Stream the response and flush on each chunk

web-stream.php (continued)
$stream = Generate::text('Summarise the latest trends in large language model research.')
    ->model(Groq::model('llama-3.3-70b-versatile'))
    ->stream();

foreach ($stream->chunks() as $chunk) {
    echo $chunk;
    ob_flush();
    flush();
}

$result = $stream->run();
If you are building a chat interface, consider using the text/event-stream content type and formatting each chunk as a Server-Sent Event (data: ...\n\n). This lets your JavaScript client parse chunks reliably via the EventSource API.
Some reverse proxies (nginx, Cloudflare, AWS ALB) buffer responses regardless of PHP-level flushing. Set proxy_buffering off in nginx or enable streaming pass-through in your load balancer configuration to ensure chunks reach the browser without delay.

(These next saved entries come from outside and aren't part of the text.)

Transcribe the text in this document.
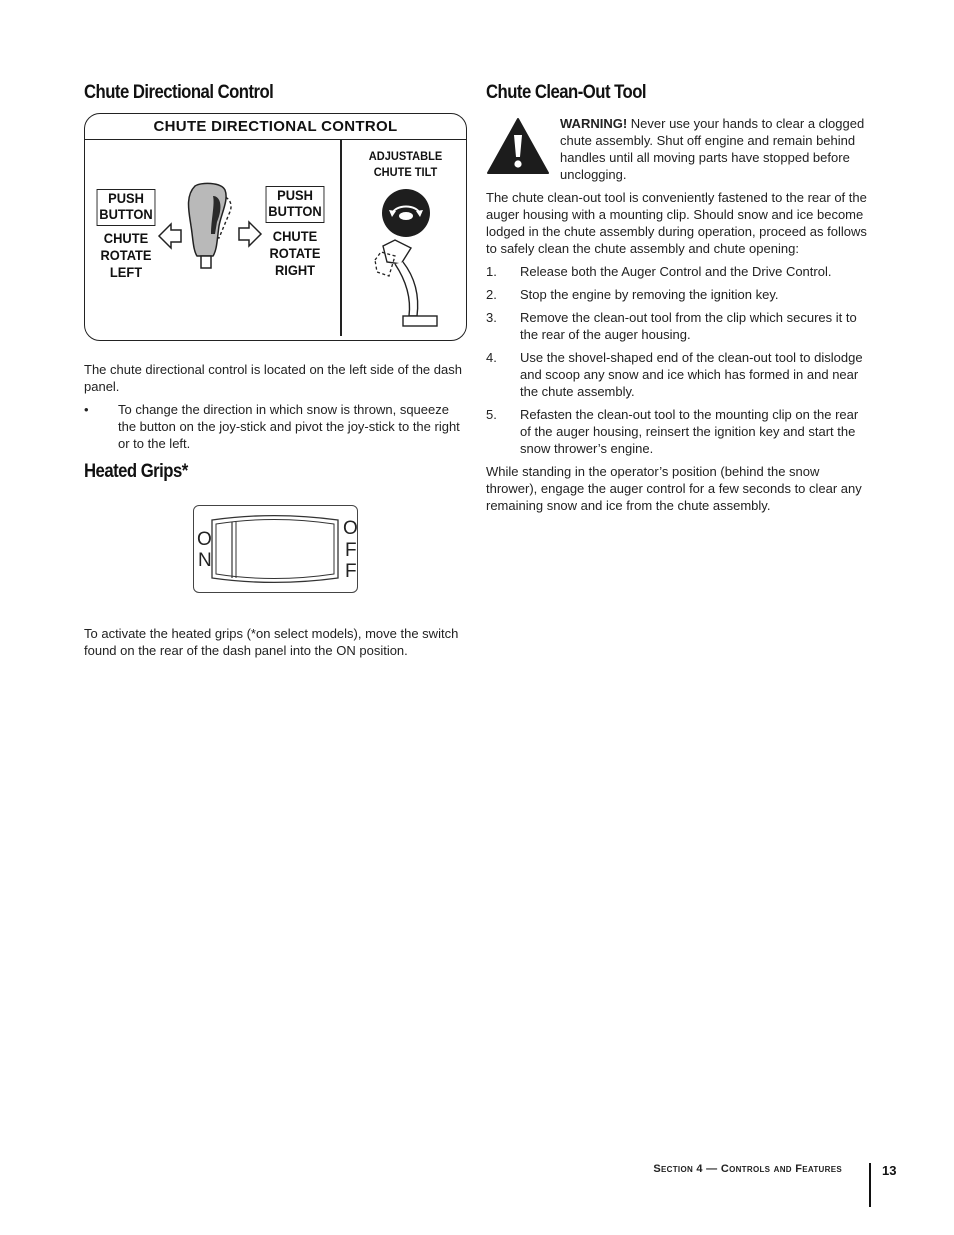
Chute Directional Control
CHUTE DIRECTIONAL CONTROL
PUSH
BUTTON
CHUTE
ROTATE
LEFT
PUSH
BUTTON
CHUTE
ROTATE
RIGHT
ADJUSTABLE
CHUTE TILT

The chute directional control is located on the left side of the dash panel.

• To change the direction in which snow is thrown, squeeze the button on the joy-stick and pivot the joy-stick to the right or to the left.

Heated Grips*
O
N
O
F
F

To activate the heated grips (*on select models), move the switch found on the rear of the dash panel into the ON position.

Chute Clean-Out Tool

WARNING! Never use your hands to clear a clogged chute assembly. Shut off engine and remain behind handles until all moving parts have stopped before unclogging.

The chute clean-out tool is conveniently fastened to the rear of the auger housing with a mounting clip. Should snow and ice become lodged in the chute assembly during operation, proceed as follows to safely clean the chute assembly and chute opening:

1. Release both the Auger Control and the Drive Control.
2. Stop the engine by removing the ignition key.
3. Remove the clean-out tool from the clip which secures it to the rear of the auger housing.
4. Use the shovel-shaped end of the clean-out tool to dislodge and scoop any snow and ice which has formed in and near the chute assembly.
5. Refasten the clean-out tool to the mounting clip on the rear of the auger housing, reinsert the ignition key and start the snow thrower’s engine.

While standing in the operator’s position (behind the snow thrower), engage the auger control for a few seconds to clear any remaining snow and ice from the chute assembly.

Section 4 — Controls and Features	13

Checking Streaming Support

All Groq models registered with the package declare Streaming as a Native capability. You can verify this at runtime with ->supports().
check-streaming.php
use AiSdk\Capability;
use AiSdk\Groq;

$model = Groq::model('llama-3.3-70b-versatile');

if ($model->supports(Capability::Streaming)) {
    echo 'Streaming is supported.';
}
To check a model you registered yourself, the same call works because capability resolution follows the same path through the SDK’s model registry.
check-custom-model.php
use AiSdk\Capability;
use AiSdk\Groq;

Groq::registerModel('llama-5-70b', capabilities: [
    Capability::TextGeneration,
    Capability::Streaming,
    Capability::ToolCalling,
]);

$supported = Groq::model('llama-5-70b')->supports(Capability::Streaming); // true
The table below shows the streaming status for every built-in model.
Model IDStreaming
llama-3.1-8b-instant✅ Native
llama-3.3-70b-versatile✅ Native
meta-llama/llama-4-scout*✅ Native
meta-llama/llama-4-maverick*✅ Native
moonshotai/kimi*✅ Native
openai/gpt-oss-20b✅ Native
openai/gpt-oss-120b✅ Native

Full API Reference for Streaming

MethodReturnsDescription
->stream()Stream objectOpens the SSE connection and returns a lazy stream
$stream->chunks()Generator<string>Yields each text chunk as a string as it arrives
$stream->run()TextModelResponseBlocks until the stream is exhausted; returns the full response
The TextModelResponse returned by $stream->run() is identical to the one returned by ->run() in non-streaming mode and carries text, usage->inputTokens, usage->outputTokens, and providerMetadata['groq'].